Pour Orama, la branche spécialisée en grandes cultures de la FNSEA, « la progression des revenus est un atout pour mieux relever les défis de demain », a déclaré Philippe Pinta, son président. La forte progression des résultats par rapport à 2011 « traduit leur extrême volatilité sur de courtes périodes [...], la nécessité de la contractualisation [...] et de l'accompagnement des filières animales, notamment via le Fonds de modernisation céréaliers-éleveurs ».
La FNB (Fédération nationale bovine) estime que « la situation est intenable. Elle « demande solennellement aux pouvoirs publics des mesures politiques majeures, en particulier dans le cadre de la négociation de la Pac post-2013 ».
« L'enjeu est tout d'abord de renforcer les mesures de régulation des filières et de gestion des aléas économiques, et permettre l'indispensable hausse du prix à la production, poursuit la FNB. Il est crucial d'obtenir d'autre part dans les textes communautaires, un réel moyen d'orientation de la Pac en faveur de l'Elevage, avec la possibilité d'attribuer une aide différenciée à l'ensemble des surfaces fourragères, en complément au soutien couplé à l'animal ».

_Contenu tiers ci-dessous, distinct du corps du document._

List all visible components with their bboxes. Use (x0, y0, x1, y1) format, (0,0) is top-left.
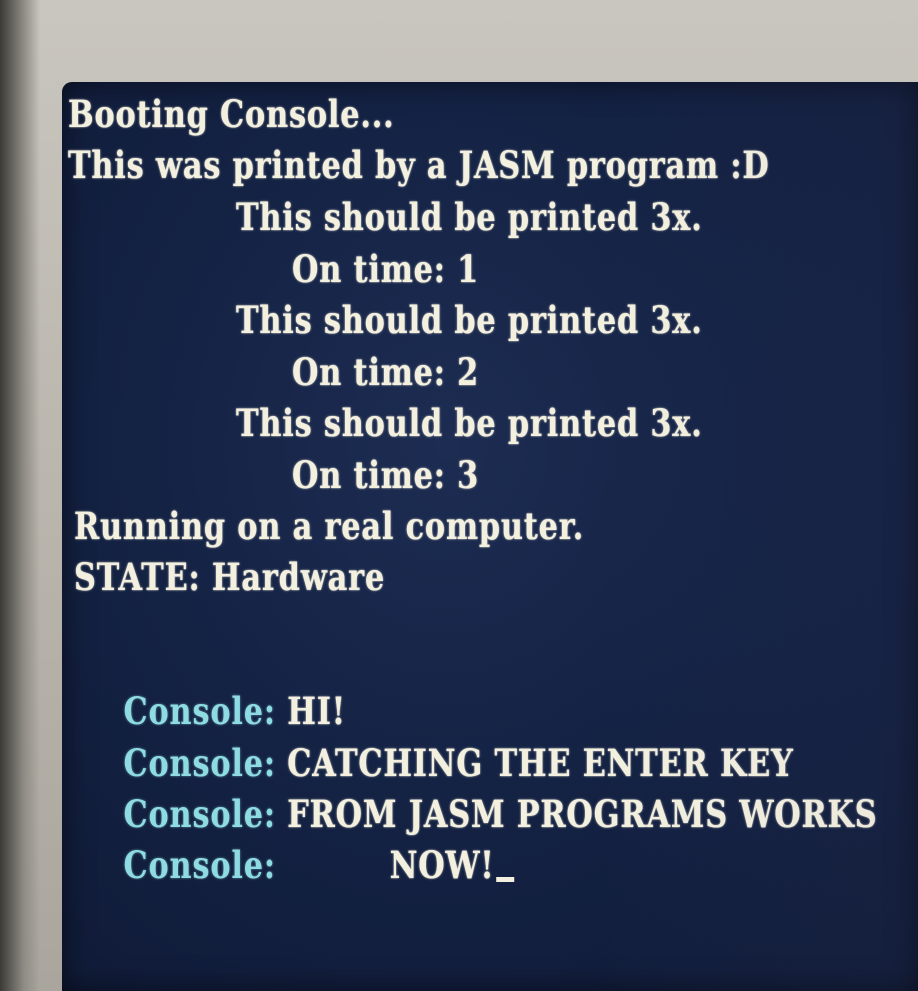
bezel-shadow (0, 0, 40, 991)
console-line-jasm: This was printed by a JASM program :D (68, 143, 770, 187)
console-line-state: STATE: Hardware (74, 555, 386, 599)
console-line-repeat: This should be printed 3x. (236, 298, 703, 342)
console-prefix: Console: (123, 843, 276, 887)
console-line-real-computer: Running on a real computer. (74, 504, 585, 548)
text-cursor[interactable] (496, 877, 515, 882)
console-line-boot: Booting Console... (68, 92, 395, 136)
console-line-counter: On time: 2 (292, 350, 480, 394)
crt-screen: Booting Console... This was printed by a… (62, 82, 918, 991)
console-line-repeat: This should be printed 3x. (236, 401, 703, 445)
console-line-counter: On time: 1 (292, 247, 480, 291)
console-line-counter: On time: 3 (292, 453, 480, 497)
console-message-line: Console: NOW! (78, 805, 515, 925)
console-line-repeat: This should be printed 3x. (236, 195, 703, 239)
console-message: NOW! (389, 843, 495, 887)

La Coordination rurale (CR) considère l'année 2012 « globalement satisfaisante » pour les grandes cultures, faisant état « des charges d'approvisionnement qui continuent de s'alourdir, de la hausse des engrais (+14 %) uniquement contrôlée par une réduction de leurs achats (-15 %), ainsi que du surcoût de la mise en place du gazole non routier ». Du côté de l'élevage, « l'ensemble des éleveurs est fortement impacté par la hausse des charges alimentaires, avec des prix toujours trop faibles à la production », relève le syndicat, qui craint des arrêts dans le lait « au vu des échos dramatiques qui remontent du terrain ». « La seule lisibilité que les agriculteurs ont pour 2013 leur indique la continuelle augmentation des cours de leurs approvisionnements et un risque de plus grande précarité, reprend la CR, qui demande toujours une « réforme profonde de la Pac ».
La Confédération paysanne dénonce des résultats prévisionnels « trompeurs » qui « masquent une inégalité croissante et insupportable des revenus ». « Les céréaliers voient leur revenu atteindre des sommets presque indécents lorsqu'on sait qu'ils sont abondés par les subventions européennes ». De l'autre côté, les producteurs de fruits et légumes, les horticulteurs, certains viticulteurs, les éleveurs de ruminants sont en situation difficile. « La politique agricole libérale orchestrée par l'Union européenne et le gouvernement français doit s'arrêter », réclame le syndicat.
Le Modef note que « l'écart entre éleveurs et céréaliers est tel que, sur le terrain, un nombre important d'éleveurs de bovins à viande et lait ont décidé, soit de reconvertir leur exploitation en céréales, soit de cesser leur activité, avec toutes les conséquences sociales économiques et environnementales qu'on imagine. Si on veut conserver des territoires vivants, des productions diversifiées, des paysages variés, l'état se doit d'intervenir avec une politique volontariste pour : recoupler les aides afin de maintenir la diversité des productions, répartir équitablement les revenus par une redistribution des aides vers ceux qui en ont le plus besoin, protéger le marché agricole européen [...], créer un prix minimal couvrant les coûts de production et le travail, réduire les charges sociales des exploitants qui ont un revenu inférieur au Smic, et mettre en place des taux progressifs avec déplafonnement des cotisations vieillesse ».
« Nous sommes confrontés à un contexte économique qui creuse les écarts de revenus entre agriculteurs et entre filières. Les décisions européennes et françaises à venir devront répondre à cet enjeu, en confortant la diversité de nos filières et en créant des synergies plus fortes entre elles. A titre d'exemple, un plan protéines s'inscrit pleinement dans une telle démarche », a déclaré Guy Vasseur, le président des chambres d'agriculture.
« Ces résultats me confortent dans l'idée que la répartition des crédits de la Pac doit être rééquilibrée en faveur des filières d'élevage. Ils soulignent la nécessité de mettre en place des dispositifs de lissage de la volatilité des cours des matières premières », a réagi le ministre de l'Agriculture, Stéphane Le Foll.